On retrouve la conclusion des auteurs de "Commun" (La découverte, 2014), Pierre Dardot et Christian Laval, qui soulignent qu'on ne peut s'en remettre à la seule "spontanéité créatrice de la société", et qu'il faut considérer que "le commun est une construction politique, mieux : une institution de la politique à l'heure des dangers qui menacent l'humanité."
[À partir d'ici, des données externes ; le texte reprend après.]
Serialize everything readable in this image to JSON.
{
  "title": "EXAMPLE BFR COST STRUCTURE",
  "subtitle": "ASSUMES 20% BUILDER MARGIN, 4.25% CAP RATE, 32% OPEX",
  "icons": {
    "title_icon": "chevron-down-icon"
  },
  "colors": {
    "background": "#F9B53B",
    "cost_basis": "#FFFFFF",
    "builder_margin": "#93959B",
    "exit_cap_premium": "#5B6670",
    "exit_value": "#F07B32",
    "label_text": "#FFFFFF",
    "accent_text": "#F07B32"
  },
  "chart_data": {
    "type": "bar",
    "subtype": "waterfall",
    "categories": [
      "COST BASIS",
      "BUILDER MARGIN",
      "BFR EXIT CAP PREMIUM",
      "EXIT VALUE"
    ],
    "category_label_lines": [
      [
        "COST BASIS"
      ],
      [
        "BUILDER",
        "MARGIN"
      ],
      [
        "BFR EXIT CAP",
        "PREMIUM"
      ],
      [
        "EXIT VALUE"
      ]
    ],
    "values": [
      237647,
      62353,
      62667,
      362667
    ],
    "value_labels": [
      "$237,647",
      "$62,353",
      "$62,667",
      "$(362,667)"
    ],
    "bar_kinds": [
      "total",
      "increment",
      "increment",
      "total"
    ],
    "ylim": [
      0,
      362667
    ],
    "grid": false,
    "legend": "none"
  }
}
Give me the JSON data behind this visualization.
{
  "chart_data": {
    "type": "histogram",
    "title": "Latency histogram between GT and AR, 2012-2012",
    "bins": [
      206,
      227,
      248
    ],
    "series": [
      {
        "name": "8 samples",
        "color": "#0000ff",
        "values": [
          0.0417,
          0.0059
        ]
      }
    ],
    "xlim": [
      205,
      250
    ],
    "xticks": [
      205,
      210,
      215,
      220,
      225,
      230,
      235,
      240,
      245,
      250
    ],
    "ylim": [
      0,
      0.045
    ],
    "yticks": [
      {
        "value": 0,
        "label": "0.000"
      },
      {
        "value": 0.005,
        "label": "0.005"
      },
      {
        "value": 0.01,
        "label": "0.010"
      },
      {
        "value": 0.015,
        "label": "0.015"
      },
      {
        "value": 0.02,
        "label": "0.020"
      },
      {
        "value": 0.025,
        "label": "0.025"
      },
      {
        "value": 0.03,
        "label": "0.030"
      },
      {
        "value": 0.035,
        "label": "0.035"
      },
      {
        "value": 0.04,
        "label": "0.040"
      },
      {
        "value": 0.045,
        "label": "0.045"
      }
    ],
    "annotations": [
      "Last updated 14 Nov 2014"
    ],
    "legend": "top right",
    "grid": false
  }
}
Il est bien question de démocratie, de règles de justice que les sociétés se donnent et auxquelles elles consentent. On voit bien aujourd'hui que ces régimes de légalité (normes environnementales en particulier, projets d'aménagement) sont bien au cœur de la contestation de l'action publique en matière agri-environnementale, qu'elle soit dans la limitation de la pression sur l'environnement (ex. mise en œuvre du plan Ecophyto 2) ou, à l'inverse, de la priorité donnée à l'activité économique industrielle (Notre Dame des Landes). Pour que les choses changent vraiment, il semble évident que ce basculement de paradigme dans la façon de compter ce qui compte aille de pair avec un "révolution" dans l'ordre du politique qui concerne autant les Etats, les pouvoirs publics que les citoyens engagés. En tant qu'acteurs économiques inscrits dans un marché agro-alimentaire aux enjeux de politiques redistributives énormes et acteurs citoyens impliqués dans la construction d'un autre projet de société, les producteurs bio organisés sont bien sur cette "ligne de crête" de la problématique des externalités.